A Compassionate, Clever Ancestor
Neanderthals lived in communities and exhibited compassion and empathy. Evidence shows that they used natural and herbal medicines, cared for their elderly, and treated wounds. Paleontologists have even found Neanderthal burial sites, proving that they had funeral rituals and mourned death. They ate a balanced diet and even cooked their vegetables alongside their meat. They were skilled hunters and excelled in weapon-making. They developed a way to make strong spears by combining stone-cut arrowheads with long, hardened wood shafts. They even held the spearheads in place with a glue they invented using plant resins. Neanderthals were brave hunters. With their solidly built spears, they took down enormous woolly rhinos and powerful bison.
The Creative Side of Neanderthals
Neanderthals were artistic, too. Cave art found across Europe is credited to the Neanderthals, who adorned the walls of caves with depictions of plant and animal life. Neanderthal artists mixed plants and minerals to make paint that has stood the test of time. Just last year, drawings and paintings that date back more than 40,000 years were found in El Castillo Cave on the Pas River in Spain. In other caves, archaeologists discovered bowls of colored pigments, leading to theories that the Neanderthal engaged in body art as well as cave art.
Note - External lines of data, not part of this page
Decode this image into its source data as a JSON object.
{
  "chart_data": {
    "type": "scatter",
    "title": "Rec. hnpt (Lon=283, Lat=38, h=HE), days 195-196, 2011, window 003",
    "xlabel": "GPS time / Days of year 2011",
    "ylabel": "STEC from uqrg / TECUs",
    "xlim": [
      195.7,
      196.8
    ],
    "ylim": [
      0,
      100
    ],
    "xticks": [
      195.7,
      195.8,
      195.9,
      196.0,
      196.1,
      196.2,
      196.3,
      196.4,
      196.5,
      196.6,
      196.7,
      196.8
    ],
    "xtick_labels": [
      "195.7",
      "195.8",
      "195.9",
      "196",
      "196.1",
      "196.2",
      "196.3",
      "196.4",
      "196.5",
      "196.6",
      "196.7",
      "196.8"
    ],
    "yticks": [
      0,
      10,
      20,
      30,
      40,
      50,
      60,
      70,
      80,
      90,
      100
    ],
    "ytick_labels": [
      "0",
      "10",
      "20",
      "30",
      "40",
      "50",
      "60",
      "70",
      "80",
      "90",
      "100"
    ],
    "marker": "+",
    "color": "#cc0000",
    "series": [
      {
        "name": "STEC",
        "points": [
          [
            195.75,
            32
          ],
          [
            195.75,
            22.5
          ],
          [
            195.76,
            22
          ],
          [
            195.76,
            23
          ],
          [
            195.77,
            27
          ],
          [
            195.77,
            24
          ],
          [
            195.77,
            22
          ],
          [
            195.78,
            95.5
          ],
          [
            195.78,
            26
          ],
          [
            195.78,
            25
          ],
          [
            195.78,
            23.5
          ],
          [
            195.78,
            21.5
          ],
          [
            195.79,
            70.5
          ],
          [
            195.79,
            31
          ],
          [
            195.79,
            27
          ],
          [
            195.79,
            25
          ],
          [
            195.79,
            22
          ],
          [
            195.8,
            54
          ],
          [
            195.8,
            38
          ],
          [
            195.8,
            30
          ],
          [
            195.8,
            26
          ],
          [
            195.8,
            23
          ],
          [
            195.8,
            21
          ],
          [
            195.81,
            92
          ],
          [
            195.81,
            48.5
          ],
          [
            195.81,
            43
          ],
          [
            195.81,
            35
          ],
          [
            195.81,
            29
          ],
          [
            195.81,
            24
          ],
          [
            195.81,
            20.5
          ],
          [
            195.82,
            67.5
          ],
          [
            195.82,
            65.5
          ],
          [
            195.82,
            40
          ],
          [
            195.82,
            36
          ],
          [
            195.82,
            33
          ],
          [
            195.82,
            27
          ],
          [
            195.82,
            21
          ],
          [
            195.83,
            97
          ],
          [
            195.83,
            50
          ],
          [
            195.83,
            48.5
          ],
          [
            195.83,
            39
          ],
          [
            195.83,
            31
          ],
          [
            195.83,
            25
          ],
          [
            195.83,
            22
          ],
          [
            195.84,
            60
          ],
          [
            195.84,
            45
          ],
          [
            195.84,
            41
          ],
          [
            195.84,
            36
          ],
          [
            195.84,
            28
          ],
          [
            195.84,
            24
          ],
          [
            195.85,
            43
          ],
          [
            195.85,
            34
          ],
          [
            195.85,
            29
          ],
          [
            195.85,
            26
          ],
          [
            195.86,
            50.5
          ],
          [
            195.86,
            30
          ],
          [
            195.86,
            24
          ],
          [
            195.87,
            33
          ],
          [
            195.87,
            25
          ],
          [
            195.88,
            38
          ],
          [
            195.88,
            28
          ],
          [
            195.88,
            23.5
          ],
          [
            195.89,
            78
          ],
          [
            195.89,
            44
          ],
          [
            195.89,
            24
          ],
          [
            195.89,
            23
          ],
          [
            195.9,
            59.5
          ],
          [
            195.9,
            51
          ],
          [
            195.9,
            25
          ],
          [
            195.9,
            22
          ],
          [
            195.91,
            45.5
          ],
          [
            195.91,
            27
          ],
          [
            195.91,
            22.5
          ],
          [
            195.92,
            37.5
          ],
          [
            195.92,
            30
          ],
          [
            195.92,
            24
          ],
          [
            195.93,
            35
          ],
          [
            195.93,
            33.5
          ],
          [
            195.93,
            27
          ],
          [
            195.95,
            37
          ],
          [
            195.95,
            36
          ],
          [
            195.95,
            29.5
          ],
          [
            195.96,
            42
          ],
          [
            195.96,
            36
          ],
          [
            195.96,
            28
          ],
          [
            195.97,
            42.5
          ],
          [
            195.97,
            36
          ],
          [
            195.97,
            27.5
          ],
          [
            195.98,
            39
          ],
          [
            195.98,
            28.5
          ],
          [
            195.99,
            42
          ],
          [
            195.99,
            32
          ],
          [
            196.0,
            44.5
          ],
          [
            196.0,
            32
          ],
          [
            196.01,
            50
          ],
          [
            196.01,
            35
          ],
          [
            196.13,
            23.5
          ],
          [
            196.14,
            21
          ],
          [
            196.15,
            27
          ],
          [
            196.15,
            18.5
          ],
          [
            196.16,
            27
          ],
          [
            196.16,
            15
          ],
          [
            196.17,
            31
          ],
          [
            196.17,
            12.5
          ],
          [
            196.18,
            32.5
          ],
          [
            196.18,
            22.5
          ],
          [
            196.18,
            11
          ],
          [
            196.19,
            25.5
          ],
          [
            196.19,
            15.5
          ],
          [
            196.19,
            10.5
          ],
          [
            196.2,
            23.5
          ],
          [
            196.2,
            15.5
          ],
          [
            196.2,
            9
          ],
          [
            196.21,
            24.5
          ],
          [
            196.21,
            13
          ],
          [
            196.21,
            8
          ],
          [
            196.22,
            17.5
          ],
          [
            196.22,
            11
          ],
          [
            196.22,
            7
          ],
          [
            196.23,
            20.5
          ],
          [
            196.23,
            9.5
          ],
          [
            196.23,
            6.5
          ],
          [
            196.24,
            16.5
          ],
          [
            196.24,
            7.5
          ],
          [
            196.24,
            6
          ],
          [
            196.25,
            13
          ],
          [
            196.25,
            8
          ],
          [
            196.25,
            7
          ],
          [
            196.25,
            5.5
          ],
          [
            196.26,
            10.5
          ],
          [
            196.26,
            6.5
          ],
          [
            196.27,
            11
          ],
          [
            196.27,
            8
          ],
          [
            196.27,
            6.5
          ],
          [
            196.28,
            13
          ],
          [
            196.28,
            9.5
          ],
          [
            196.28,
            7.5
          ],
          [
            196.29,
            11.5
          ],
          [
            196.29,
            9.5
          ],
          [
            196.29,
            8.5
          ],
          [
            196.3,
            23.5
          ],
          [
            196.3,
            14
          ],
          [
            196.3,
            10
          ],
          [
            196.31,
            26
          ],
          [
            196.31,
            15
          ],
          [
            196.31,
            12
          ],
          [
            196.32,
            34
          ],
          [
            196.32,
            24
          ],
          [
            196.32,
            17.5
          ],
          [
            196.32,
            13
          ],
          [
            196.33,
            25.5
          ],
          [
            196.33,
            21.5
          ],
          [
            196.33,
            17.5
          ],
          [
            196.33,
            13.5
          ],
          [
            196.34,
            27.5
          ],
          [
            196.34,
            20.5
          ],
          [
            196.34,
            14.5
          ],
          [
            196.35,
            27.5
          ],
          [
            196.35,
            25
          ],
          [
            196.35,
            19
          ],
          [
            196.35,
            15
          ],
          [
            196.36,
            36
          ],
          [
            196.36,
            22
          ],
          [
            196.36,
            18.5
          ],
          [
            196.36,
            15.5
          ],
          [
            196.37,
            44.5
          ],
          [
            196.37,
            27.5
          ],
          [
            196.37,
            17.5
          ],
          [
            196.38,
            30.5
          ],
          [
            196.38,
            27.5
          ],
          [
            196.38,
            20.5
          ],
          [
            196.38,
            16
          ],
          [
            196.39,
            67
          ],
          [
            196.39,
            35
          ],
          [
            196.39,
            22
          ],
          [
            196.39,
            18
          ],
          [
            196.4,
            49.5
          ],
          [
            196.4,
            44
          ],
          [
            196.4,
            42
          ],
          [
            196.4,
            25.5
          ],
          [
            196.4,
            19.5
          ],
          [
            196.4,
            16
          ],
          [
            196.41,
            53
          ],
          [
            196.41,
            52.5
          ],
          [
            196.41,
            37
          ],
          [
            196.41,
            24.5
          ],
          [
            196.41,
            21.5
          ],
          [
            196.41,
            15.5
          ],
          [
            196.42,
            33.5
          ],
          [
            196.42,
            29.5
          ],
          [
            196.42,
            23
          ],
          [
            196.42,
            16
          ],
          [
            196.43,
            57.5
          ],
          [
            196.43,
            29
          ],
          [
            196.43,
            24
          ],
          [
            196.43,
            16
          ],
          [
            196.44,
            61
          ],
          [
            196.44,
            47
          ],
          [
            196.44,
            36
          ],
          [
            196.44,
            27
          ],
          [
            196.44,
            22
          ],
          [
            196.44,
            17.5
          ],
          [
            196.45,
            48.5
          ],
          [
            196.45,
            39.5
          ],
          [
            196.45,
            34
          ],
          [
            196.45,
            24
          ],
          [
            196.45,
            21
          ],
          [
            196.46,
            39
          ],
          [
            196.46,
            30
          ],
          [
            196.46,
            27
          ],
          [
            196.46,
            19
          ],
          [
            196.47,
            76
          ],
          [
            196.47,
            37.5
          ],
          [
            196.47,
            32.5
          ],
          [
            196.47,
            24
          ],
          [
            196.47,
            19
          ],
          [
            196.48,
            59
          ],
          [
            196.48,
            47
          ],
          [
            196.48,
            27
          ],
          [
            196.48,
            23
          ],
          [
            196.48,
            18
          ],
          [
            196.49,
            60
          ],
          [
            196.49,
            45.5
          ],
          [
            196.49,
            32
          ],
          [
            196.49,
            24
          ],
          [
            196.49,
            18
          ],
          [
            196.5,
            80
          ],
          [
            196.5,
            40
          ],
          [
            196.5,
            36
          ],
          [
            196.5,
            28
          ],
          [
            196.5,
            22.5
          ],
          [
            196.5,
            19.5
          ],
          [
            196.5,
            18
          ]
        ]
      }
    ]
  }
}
The Return of the Neanderthal?
Cracking the Neanderthal genome may just be the tip of the iceberg. With this DNA code, at least one scientist, a Harvard University geneticist named George Church, has suggested creating a Neanderthal clone using a human surrogate mother. He argues that Neanderthals are not truly extinct since so many modern humans carry some Neanderthal DNA in their genetic makeup. He also posits that bringing back Neanderthals could have untold benefits to humans. We know, for example, that some Neanderthal genes produced heightened immune systems. Dr. Church also contends that the brain of the Neanderthal would be wired differently than that of modern humans and may therefore be better equipped to solve some of the problems that have plagued mankind.
Newfound Respect for Neanderthals
The more we study our ancient cousins, the more evidence we've found to dispel the myth that Neanderthals were sluggish brutes that died out because they were not smart or quick enough. Instead, the picture that has emerged shows that Neanderthals were inventive problem solvers, artistic, and intelligent. They were an ancestor to be proud of, not avoided and rarely mentioned like some of your cousins.